6 P. Groenenberg wijst er in zijn tweede artikel (Gereformeerd Kerkblad Overijssel, etc. jrg 48 no 31, p.6.) op dat de predikant geen ambtelijke taak heeft bij een begrafenis van één van zijn gemeenteleden. ‘Een rouwsamenkomst is geen kerkdienst. Tijdens zo’n samenkomst spelen ambtsdragers geen rol.’ De predikant doet het uitsluitend ‘op verzoek van de familie en niet (bijvoor­beeld) in opdracht van de kerkenraad.’ Maar, zo vraag ik: als een predikant geen ambtelijke taak heeft bij een begrafenis, op grond van welke taak kan hij dan een begrafenissamenkomst leiden? Is het een persoonlijke taak? Is de praktijk niet dat de predikant een samenkomst leidt die door de familie belegd is? Wordt hier het persoonlijke, het ambtelijke en het kerkelijke aspect van zijn taak als predikant wel voldoende geïntegreerd bekeken? Beseft Groenenberg wel wat de consequenties zijn voor zijn eigen taak als de kerk geen ambtelijke taak heeft bij een begrafenis? Hier wreekt zich de gedachte die geënt is op het vooroordeel dat de kerk geen boodschap heeft bij een (christelijke) begrafenis. Het ambtelijke bloed kruipt echter gelukkig waar het niet gaan kan! Want welke predikant (ambtsdrager!) zou afwezig willen zijn bij een begrafenis van één van zijn gemeenteleden?! Hoe kan je dan zeggen dat de kerk geen taak mág hebben bij de begrafenis van één van haar leden? Is er één moment in het leven van de levenden — en wel speciaal in de situatie van rouw vanwege een overlijden van een geliefde — dat de kerk niét mag spreken over de betekenis van de opstanding van Christus?
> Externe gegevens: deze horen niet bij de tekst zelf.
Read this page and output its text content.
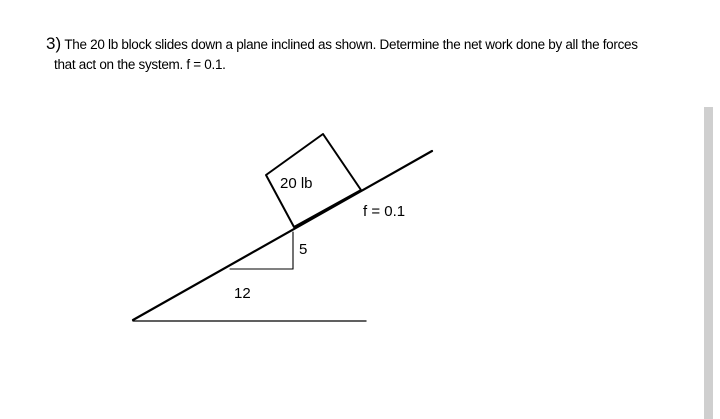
3) The 20 lb block slides down a plane inclined as shown. Determine the net work done by all the forces
that act on the system. f = 0.1.
20 lb
f = 0.1
5
12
Gelukkig maar, we voelen allemaal wel aan dat de kerk ‘iets’ moet doen bij de begrafenis van de gestorven leden. De praktijk is dat de dienaar van het Woord niet bij de begrafenis weggehouden kan en wil worden! Hoe is zijn persoonlijke taak van zijn ambtelijke te scheiden? Wie persoonlijk wel iets te zeggen heeft op een begrafenis, maar als gezondene van de gemeente en de kerkenraad geen boodschap heeft, komt onmiskenbaar terecht in een halfslachtige situatie. Ik merk hier (nogmaals) op dat de huidige formulering van het betreffende KO-artikel deze onduidelijke situatie in de hand werkt. Is het daarom niet tijd dat te erkennen en er iets aan te doen? Het zou heilzaam zijn voor de rouwende familie, de predikant van de familie én de gemeente waarin de familie leeft.
7 P. Groenenberg, ‘Een christelijke begrafenis’ (2), in Gereformeerd Kerkblad van Overijssel, etc., 48e jrg, no.31, p. 6.
8 J. Douma, Rondom de dood, Kampen, 1984, p.167, benadrukt dat een begrafenis niet het karakter van een kerkdienst moet krijgen, ‘maar we moeten er geen dienst van Woord en gebed van maken’. ‘Dit betekent (als het goed gaat) dus dat de dominee geen preek, maar een toespraak houdt, ...’. Een begrafenistoespraak mag volgens hem best persoonlijk gericht zijn. Ook anderen mogen het woord voeren en daarbij dankbaar memoreren wat de overledene heeft betekend. ‘Niet het “dat”, maar het “hoe” is beslissend. Dankbaarheid voor wat de overledene heeft betekend, hoeft Woord en gebed niet van hun centrale plaats te dringen’, aldus Douma. Ik vraag me af of hier het verschil tussen een ‘toespraak’ en een preek ter zake is. Is een (zondagse) preek dan niet persoonlijk gericht of gesproken in een concrete situatie?